Teacher, mother, best friend, wife and more. Is there any time or space left for Elizabeth outside of these roles? Lynn Steger Strong illustrates the heroic act of one woman trying her best to keep it all together; succeeding and failing and trying again. Want is honest and funny and profoundly moving. I tore through this book in two days and when it was over I wanted to start it again."
--Victor LaValle, author of The Changeling

Lynn Steger Strong's Want is a fierce, funny, and consistently surprising exploration of friendship, bankruptcy, motherhood, and that slippery thing we call privilege. The voice is electric and nuanced; it feels possessed by a rare, inexplicable urgency. It's less that this novel peels away the surfaces of daily life--school pick-up, subway commutes, vomiting toddlers--to expose the deeper truths dwelling underneath, and more that it exposes the ways those deep truths already saturate every crevice of our day-to-day lives.
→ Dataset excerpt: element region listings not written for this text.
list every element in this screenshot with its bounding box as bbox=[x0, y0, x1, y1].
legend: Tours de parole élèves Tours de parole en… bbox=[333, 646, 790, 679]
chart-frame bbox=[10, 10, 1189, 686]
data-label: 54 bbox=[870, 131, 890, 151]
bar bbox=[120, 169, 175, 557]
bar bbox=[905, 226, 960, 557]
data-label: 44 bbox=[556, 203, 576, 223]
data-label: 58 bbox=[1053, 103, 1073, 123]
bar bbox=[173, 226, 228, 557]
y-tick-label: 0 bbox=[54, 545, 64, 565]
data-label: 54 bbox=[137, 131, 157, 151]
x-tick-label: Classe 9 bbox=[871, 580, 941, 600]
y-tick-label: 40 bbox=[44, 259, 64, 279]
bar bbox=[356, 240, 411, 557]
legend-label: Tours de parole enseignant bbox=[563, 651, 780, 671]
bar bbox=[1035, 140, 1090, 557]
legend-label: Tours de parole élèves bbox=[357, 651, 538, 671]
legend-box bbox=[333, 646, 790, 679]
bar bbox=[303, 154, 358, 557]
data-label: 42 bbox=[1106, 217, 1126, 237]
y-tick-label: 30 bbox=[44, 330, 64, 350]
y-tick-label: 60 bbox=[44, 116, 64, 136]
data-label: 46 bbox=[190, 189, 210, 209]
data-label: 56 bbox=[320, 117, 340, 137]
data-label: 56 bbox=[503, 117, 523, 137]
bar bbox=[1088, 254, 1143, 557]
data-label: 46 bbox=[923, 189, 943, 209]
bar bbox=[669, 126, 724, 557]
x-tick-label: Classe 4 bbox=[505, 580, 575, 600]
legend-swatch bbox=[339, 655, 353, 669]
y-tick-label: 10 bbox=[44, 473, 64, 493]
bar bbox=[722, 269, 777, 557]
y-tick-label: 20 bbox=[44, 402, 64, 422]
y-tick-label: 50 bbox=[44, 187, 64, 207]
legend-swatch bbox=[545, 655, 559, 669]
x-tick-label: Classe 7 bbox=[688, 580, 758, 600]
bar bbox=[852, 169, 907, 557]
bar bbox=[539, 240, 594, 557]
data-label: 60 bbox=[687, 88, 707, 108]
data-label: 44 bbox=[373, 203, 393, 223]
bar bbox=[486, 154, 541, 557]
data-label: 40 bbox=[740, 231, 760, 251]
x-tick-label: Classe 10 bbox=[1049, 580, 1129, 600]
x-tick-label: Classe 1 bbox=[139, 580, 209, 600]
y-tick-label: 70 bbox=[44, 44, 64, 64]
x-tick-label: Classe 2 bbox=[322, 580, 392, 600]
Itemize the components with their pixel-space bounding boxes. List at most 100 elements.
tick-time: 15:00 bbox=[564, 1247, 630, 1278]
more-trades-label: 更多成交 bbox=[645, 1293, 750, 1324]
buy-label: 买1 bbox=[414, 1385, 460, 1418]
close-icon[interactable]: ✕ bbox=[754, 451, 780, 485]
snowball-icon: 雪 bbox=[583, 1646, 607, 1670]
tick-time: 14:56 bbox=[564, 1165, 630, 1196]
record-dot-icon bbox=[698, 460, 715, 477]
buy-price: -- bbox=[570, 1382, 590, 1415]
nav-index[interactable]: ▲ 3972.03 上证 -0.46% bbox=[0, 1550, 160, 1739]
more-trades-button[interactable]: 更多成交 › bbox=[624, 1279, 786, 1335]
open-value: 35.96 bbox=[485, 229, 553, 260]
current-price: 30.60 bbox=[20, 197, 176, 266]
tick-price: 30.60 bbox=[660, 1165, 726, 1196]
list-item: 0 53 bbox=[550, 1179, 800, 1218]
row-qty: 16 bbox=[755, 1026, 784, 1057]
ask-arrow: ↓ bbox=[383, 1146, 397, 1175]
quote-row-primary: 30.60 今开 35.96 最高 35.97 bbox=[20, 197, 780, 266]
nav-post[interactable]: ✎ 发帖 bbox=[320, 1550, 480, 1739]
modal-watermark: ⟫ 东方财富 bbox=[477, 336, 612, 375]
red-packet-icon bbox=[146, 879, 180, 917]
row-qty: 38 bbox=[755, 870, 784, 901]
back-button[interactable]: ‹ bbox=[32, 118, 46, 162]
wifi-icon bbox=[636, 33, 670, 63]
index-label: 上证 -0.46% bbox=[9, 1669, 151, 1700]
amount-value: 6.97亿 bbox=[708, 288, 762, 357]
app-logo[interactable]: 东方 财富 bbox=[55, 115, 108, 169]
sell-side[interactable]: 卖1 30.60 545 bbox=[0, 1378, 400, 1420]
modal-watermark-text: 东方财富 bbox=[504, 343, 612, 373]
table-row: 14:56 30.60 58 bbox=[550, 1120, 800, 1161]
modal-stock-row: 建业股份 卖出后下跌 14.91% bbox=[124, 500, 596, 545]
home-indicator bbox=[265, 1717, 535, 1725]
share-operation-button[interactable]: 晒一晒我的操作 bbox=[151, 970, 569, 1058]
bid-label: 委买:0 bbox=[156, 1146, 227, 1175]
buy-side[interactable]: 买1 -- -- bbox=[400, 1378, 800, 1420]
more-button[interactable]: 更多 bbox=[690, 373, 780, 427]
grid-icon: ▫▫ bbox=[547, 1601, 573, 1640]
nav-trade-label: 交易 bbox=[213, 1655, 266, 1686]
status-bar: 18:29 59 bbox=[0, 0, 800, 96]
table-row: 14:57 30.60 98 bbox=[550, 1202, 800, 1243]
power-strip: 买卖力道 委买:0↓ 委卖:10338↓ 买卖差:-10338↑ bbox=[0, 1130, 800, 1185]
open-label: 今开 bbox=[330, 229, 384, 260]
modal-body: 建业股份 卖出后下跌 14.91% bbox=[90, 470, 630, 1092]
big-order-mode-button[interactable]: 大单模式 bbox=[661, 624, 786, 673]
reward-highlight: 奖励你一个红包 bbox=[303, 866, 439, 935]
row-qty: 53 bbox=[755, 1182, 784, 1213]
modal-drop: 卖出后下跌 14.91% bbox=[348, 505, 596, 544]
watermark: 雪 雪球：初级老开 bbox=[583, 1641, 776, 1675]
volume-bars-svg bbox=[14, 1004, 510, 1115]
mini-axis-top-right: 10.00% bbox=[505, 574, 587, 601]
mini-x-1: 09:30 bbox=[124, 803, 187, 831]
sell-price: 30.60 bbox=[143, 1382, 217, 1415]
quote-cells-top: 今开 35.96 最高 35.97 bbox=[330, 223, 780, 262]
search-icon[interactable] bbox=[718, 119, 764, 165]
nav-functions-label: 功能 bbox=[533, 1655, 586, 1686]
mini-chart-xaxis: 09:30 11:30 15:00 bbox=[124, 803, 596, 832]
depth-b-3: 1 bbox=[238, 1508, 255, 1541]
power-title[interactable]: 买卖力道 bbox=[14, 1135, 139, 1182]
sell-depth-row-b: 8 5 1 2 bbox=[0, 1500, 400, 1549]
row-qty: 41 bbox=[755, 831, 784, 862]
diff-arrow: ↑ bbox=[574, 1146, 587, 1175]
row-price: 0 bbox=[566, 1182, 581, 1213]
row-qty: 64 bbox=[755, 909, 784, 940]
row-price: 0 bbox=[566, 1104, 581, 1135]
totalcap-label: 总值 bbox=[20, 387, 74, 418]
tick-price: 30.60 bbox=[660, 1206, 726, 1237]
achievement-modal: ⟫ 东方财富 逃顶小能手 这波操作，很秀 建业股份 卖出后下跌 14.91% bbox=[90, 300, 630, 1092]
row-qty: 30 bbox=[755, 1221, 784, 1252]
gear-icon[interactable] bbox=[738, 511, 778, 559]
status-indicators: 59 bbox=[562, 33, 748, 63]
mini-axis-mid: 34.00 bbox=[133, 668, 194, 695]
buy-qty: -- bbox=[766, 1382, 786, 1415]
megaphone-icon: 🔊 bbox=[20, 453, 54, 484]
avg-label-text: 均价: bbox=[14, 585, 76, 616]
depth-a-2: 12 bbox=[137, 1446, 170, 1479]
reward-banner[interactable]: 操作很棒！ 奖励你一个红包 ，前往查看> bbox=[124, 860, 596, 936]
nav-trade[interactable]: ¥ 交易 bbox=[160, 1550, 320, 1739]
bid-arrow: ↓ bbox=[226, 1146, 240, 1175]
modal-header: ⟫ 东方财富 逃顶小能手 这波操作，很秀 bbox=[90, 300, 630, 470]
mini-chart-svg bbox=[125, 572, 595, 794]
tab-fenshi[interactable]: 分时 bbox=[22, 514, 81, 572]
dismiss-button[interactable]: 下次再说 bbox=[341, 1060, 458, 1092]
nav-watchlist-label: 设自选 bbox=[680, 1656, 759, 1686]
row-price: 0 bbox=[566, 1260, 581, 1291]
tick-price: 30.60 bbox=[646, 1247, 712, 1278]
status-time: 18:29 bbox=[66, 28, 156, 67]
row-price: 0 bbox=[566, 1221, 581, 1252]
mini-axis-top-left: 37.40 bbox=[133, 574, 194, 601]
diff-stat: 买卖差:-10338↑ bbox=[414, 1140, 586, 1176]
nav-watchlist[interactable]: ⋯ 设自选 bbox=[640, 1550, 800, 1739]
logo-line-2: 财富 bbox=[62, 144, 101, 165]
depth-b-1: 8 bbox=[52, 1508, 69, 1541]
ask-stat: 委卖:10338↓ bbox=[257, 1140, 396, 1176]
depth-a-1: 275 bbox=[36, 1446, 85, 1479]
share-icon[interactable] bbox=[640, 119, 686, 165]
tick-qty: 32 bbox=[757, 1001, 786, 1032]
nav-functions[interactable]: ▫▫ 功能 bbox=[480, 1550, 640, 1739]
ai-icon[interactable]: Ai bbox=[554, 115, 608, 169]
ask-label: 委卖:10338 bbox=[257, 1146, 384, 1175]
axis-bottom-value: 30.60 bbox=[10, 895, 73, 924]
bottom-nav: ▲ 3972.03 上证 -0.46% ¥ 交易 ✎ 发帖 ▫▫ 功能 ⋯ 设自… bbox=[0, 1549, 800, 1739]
Once I started reading this book, I kept reading it compulsively--in a kind of fever--and since finishing, I've found myself returning frequently to its insights, grateful for their fervor, their complexity, and their grace.
--Leslie Jamison, author of The Empathy Exams, The Recovering, and The Gin Closet

"It's not just the story of what it is to be a mother and wife, a daughter and friend, a citizen and employee--Want is a novel about what it is to be alive right now, one that truly captures the urgency of human thought and feeling."
--Rumaan Alam, author of Rich and Pretty and That Kind of Mother

I felt a giddy sort of love for Lynn Steger Strong's new novel Want. It's not like anything else: caustic and despairing and sometimes, unexpectedly, laugh out loud funny. Sentence after sentence, this book took my breath away.